According to a news release from the Hawai‘i County Office of the Prosecuting Attorney, 24-year-old Krislyn Ka‘ohinani Kauikeolani Chaves Palama of Hilo, 33-year-old Duston James Dominic Kealoha Bishop of Hilo and 32-year-old Jan Loren Bacsa Aguinaldo of Papaikou were arrested and charged with second-degree theft and second-degree criminal trespass in connection with a reported theft of lychee June 9 at a Hilo farm.
The more serious offense, second-degree theft, is a Class C felony, which carries a maximum penalty of five years in prison if convicted.
Palama and Aguinaldo remain in custody in lieu of $2,250 bail. They are scheduled to make their initial court appearances today, June 13, in Hilo District Court.
Bishop was released after posting $2,250 bail. His initial court appearance is scheduled later this month.
The case was a coordinated effort between members of the state Department of Land and Natural Resources Division of Conservation and Resources Enforcement and members South Hilo Patrol and Community Policing Divisions of the Hawai‘i Police Department. The case is being prosecuted by Deputy County Prosecuting Attorney Suzanna Tiapula.
According to a community message from HPD, the charges stem from an incident June 9, when a DOCARE officer reported observing four people crossing the Wailuku River above Rainbow Falls, each carrying a large bag on their backs.
When the officer contacted the four subjects, one fled the area.
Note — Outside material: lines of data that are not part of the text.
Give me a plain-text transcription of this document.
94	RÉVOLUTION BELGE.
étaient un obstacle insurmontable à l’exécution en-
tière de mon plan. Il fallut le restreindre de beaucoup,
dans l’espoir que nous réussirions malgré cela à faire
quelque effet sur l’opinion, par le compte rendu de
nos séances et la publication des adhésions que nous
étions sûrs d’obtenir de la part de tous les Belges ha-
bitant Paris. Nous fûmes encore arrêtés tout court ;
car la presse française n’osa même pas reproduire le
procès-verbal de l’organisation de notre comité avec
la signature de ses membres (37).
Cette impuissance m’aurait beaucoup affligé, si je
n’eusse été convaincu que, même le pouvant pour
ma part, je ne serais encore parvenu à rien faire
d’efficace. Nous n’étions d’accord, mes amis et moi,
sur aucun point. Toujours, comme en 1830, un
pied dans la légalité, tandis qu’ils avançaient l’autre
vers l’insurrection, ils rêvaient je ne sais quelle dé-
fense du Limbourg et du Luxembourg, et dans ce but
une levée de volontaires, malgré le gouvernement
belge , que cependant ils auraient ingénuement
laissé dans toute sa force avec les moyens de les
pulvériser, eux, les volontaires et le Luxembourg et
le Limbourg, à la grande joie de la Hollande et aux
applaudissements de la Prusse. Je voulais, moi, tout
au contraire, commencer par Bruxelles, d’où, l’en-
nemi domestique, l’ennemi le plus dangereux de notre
A large amount of lychee was observed in a vehicle where the individuals were contacted and the owner of a nearby farm identified the fruit as coming from his orchards. Investigators executed search warrants on the vehicle and the bags the individuals were seen carrying, which resulted in the recovery of more than 150 pounds of lychee with an estimated value of more than $1,200.
HPD reminds the public that the theft of agricultural products that have a value of more than $100 or weigh more than 25 pounds is a felony offense punishable by up to five years imprisonment. Police also remind agricultural vendors that a certificate of ownership and movement is required whenever purchasing large amounts of agricultural products, which shall include the following information:
- Seller’s name, residence address, telephone number and the license plate number of any vehicle used by the seller to deliver the commodity to the place of purchase.
- Name of the farm owner and address of origin.
- Name of the buyer or consignee and destination.
- Signature of the seller and, upon sale, the signature of the buyer or consignee.
“No prospective buyer or consignee shall purchase an agricultural commodity from a seller if the seller does not provide a copy of the ownership and movement certification and verification whenever required and shall report the attempted sale to the police,” the HPD message said.
HPD and the county prosecutor’s office remain committed to investigating and prosecuting people who steal agricultural products and vendors who purchase stolen agricultural products for resale.
“The theft of agricultural products is a growing problem that hurts the entire community by raising the cost of locally grown produce, which can adversely affect our island’s food sustainability,” Officer Christopher Fukumoto of the Hilo Community Policing Section said in the HPD message.
Big Island police ask that people report all suspected agricultural theft incidents to the HPD nonemergency line at 808-935-3311. Those who prefer to remain anonymous can call Crime Stoppers number at 808-961-8300.